Is used, and 3 to 35 parts by weight of thermal black having a particle size of 200 to 600 millimicrons is added as a filler, and a peroxide is added as a vulcanizing agent in an amount of 0.5 to 10%. A mixture of 0.5 to 6 parts by weight of TAIC (triallyl isocyanate) as a co-crosslinking agent is mixed with a roll or a closed mixer, processed into a predetermined shape with a roll or an extruder, and used for molding. . In the molding, it can be processed into a predetermined shape using an arbitrary molding machine such as compression molding by a pressurizing and heating type press, other transfer molding, injection molding or the like.

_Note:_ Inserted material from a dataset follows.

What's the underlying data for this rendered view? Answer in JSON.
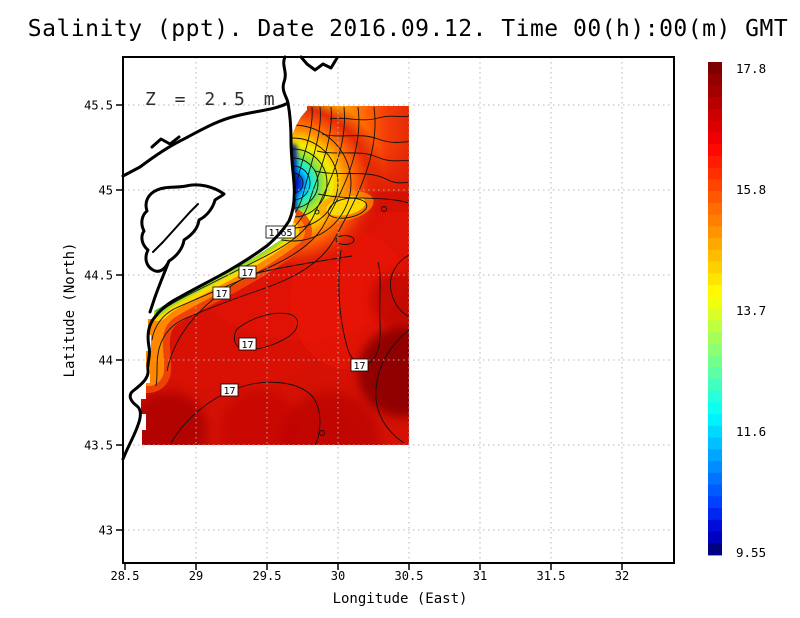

The fluororubber composition processed by the above method is used as a product after secondary vulcanization at 150 ° C. to 250 ° C., preferably 200 ° C. for 1 to 8 hours.
[0009]
【Example】
Next, the present invention will be described with reference to examples. Examples Fluororubber (Daikin Industries, Daiel LT-302), Comparative Example Silicone rubber (manufactured by Dow Corning Toray, SH747U) was added with each compounding component shown in Table 1 and kneaded with an open roll, then sheet Using a pressure press, a sheet (150 × 150 × 2 mm) and an O-ring (wire diameter 3.4 mm, inner diameter 25 mm) were respectively vulcanized and molded at 170 ° C. for 3 minutes.
About the obtained vulcanizates, the fluororubbers of Examples 1 and 2 were subjected to heat treatment (oven vulcanization) at 200 ° C. for 4 hours, in accordance with JIS K-6251, JIS K-6253, and JIS K-6262. The physical property test was conducted. Here, the compression set test shown in Table 1 is obtained by compressing the O-ring obtained above by 25% and adding the compressed jig to a 3000 ppm concentration hydrofluoric acid aqueous solution (90 ° C.) and a sulfuric acid aqueous solution adjusted to PH = 2. After immersion for the time indicated in 1, the jig was opened and compression set was measured. In the low temperature sealability test, the O-ring obtained above was compressed at 30% into a dedicated test jig, and air at a pressure of 0.5 Mpa was placed in the jig under the condition of -35 ° C. The presence or absence of air leakage was evaluated.
[0010]
[Table 1]

[0011]
【The invention's effect】
The fluororubber composition obtained by the present invention not only exhibits excellent resistance to hydrofluoric acid and sulfuric acid, but also inherently required gas permeability, gas sealability, refrigerant resistance, low compression set, It satisfies the low temperature property and can be sufficiently used as a packing material for a fuel cell.

Claims (4)

A rubber composition comprising 5 to 30 parts by weight of carbon black, 1 to 10 parts by weight of an organic peroxide, and 1 to 5 parts by weight of a co-crosslinking agent with respect to 100 parts by weight of fluororubber. Fluoro rubber is a general formula

The fluororubber composition of Claim 1 shown by these. The fluororubber composition according to claim 1, wherein the carbon black contains 5 to 30 parts by weight of thermal black having an average particle size of 200 mm or more. The fluororubber composition according to claim 1, which is used as a packing material for a fuel cell and is heat-treated at 170 ° C to 250 ° C after vulcanization molding.